Strønen’s sense of widening expression wraps its amorphous arms around “La Bella,” which by its triangulation of violin (Håkon Aase), cello (Lucy Railton), and malleted drums elicits a feeling of circulation given blood by the piano (Ayumi Tanaka). This quiet yet resolute introduction, itself an awakening into moving imagery, embodies a cinematic process: a projection of light onto uniform surfaces where freedom dances to the tune of a faintly outlined script. “Friday” is potent in this metaphorical regard. From its montage of recollections emerges a story to which only listeners may add a beginning and an end. Bassist Ole Morten Vågen taps into the very spine of this music, while Tanaka’s presence, a relatively new addition to the TIABG nexus born from live performances, is magical in these turns of phrase. Her gestures elicit speech without words. And while there are no solos to speak of, save for Strønen’s narrative stroke of brilliance in “Baka” and Vågen’s intro to “Tension,” as organs of the same body, each has its function, singing with the whole in mind.

“Fugitive Pieces,” referring to the novel from which Strønen adopted the band’s name, is an intimate and poetic character study, given wings by instruments of touch. The title track, too, separates filaments of interpretation from emotional moonbeams. So much of what happens in the horizontal regressions of “Release” or the more detail-oriented rhythms of “Wednesday” is built on foundations wrought in the foundry of live performance:

“We have toured a lot over the past year, having played in the US, Brazil, Japan, and Europe. This, combined with rehearsals, has contributed to the way we play today. We knew the material well and recorded the whole album within a day and a half. The music was written with the acoustics of the studio in mind and that has also lead to us wanting to play more concert halls and larger concert rooms than small clubs.”

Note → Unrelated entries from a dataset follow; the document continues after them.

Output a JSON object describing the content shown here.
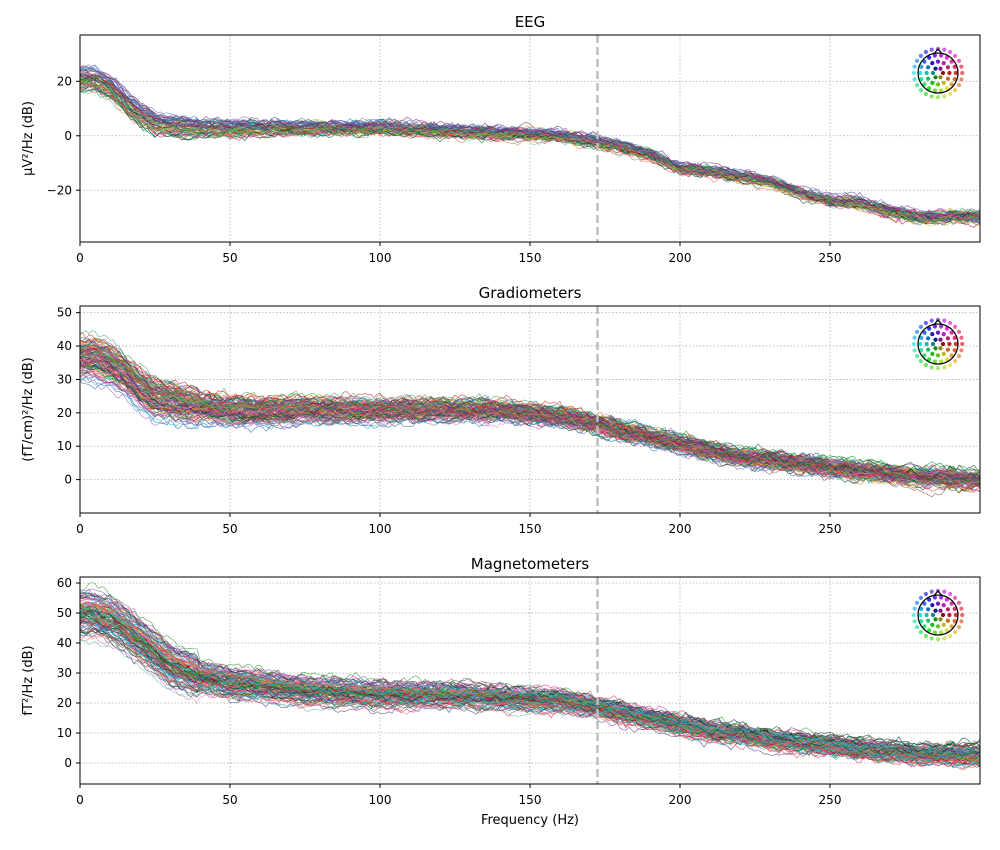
{
  "figure": {
    "xlabel": "Frequency (Hz)"
  },
  "chart_data": [
    {
      "type": "line",
      "title": "EEG",
      "xlabel": "",
      "ylabel": "µV²/Hz (dB)",
      "xlim": [
        0,
        300
      ],
      "ylim": [
        -39,
        37
      ],
      "xticks": [
        0,
        50,
        100,
        150,
        200,
        250
      ],
      "yticks": [
        -20,
        0,
        20
      ],
      "grid": true,
      "vline": 172.5,
      "n_traces": 60,
      "trace_spread_db": 2.5,
      "sensor_inset": "top-right",
      "mean_trace": {
        "x": [
          0,
          5,
          10,
          15,
          20,
          25,
          30,
          40,
          50,
          60,
          80,
          100,
          120,
          140,
          160,
          172,
          180,
          190,
          200,
          210,
          220,
          230,
          240,
          250,
          260,
          270,
          280,
          290,
          300
        ],
        "y": [
          21,
          21,
          18,
          13,
          8,
          5,
          4,
          3,
          3,
          3,
          3,
          3,
          2,
          1,
          0,
          -2,
          -4,
          -7,
          -12,
          -13,
          -15,
          -17,
          -21,
          -24,
          -25,
          -28,
          -30,
          -30,
          -30
        ]
      }
    },
    {
      "type": "line",
      "title": "Gradiometers",
      "xlabel": "",
      "ylabel": "(fT/cm)²/Hz (dB)",
      "xlim": [
        0,
        300
      ],
      "ylim": [
        -10,
        52
      ],
      "xticks": [
        0,
        50,
        100,
        150,
        200,
        250
      ],
      "yticks": [
        0,
        10,
        20,
        30,
        40,
        50
      ],
      "grid": true,
      "vline": 172.5,
      "n_traces": 100,
      "trace_spread_db": 3.5,
      "sensor_inset": "top-right",
      "mean_trace": {
        "x": [
          0,
          5,
          10,
          15,
          20,
          25,
          30,
          40,
          50,
          60,
          80,
          100,
          120,
          140,
          160,
          172,
          180,
          190,
          200,
          210,
          220,
          230,
          240,
          250,
          260,
          270,
          280,
          290,
          300
        ],
        "y": [
          37,
          37,
          35,
          32,
          28,
          25,
          24,
          22,
          21,
          21,
          21,
          21,
          21,
          21,
          19,
          17,
          15,
          13,
          11,
          9,
          7,
          6,
          5,
          4,
          3,
          2,
          1,
          1,
          0
        ]
      }
    },
    {
      "type": "line",
      "title": "Magnetometers",
      "xlabel": "Frequency (Hz)",
      "ylabel": "fT²/Hz (dB)",
      "xlim": [
        0,
        300
      ],
      "ylim": [
        -7,
        62
      ],
      "xticks": [
        0,
        50,
        100,
        150,
        200,
        250
      ],
      "yticks": [
        0,
        10,
        20,
        30,
        40,
        50,
        60
      ],
      "grid": true,
      "vline": 172.5,
      "n_traces": 100,
      "trace_spread_db": 4,
      "sensor_inset": "top-right",
      "mean_trace": {
        "x": [
          0,
          5,
          10,
          15,
          20,
          25,
          30,
          40,
          50,
          60,
          80,
          100,
          120,
          140,
          160,
          172,
          180,
          190,
          200,
          210,
          220,
          230,
          240,
          250,
          260,
          270,
          280,
          290,
          300
        ],
        "y": [
          50,
          50,
          48,
          45,
          41,
          37,
          33,
          29,
          27,
          26,
          24,
          23,
          23,
          22,
          21,
          19,
          17,
          15,
          13,
          11,
          10,
          8,
          7,
          6,
          5,
          4,
          3,
          3,
          3
        ]
      }
    }
  ]
}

Producer Manfred Eicher, as always, had a hand in what transpired, giving that extra puff of wind needed to satisfy even the most tattered feathers:

“I wasn’t surprised but rather happy that Manfred had great belief in the record. He also contributed strongly in studio, communicating ideas and details that shaped the compositions. He quickly understood what I aimed for and was a strong force during the recording.”

If inclinations of that force of, and desire for, space weren’t already apparent, they step forth most boldly in “Truth Grows Gradually” and “Weekend,” both of which unfold as stories told out of time. Like the album as a whole, they are a chronology of the soul, wrapped and unwrapped until nothing but truth remains.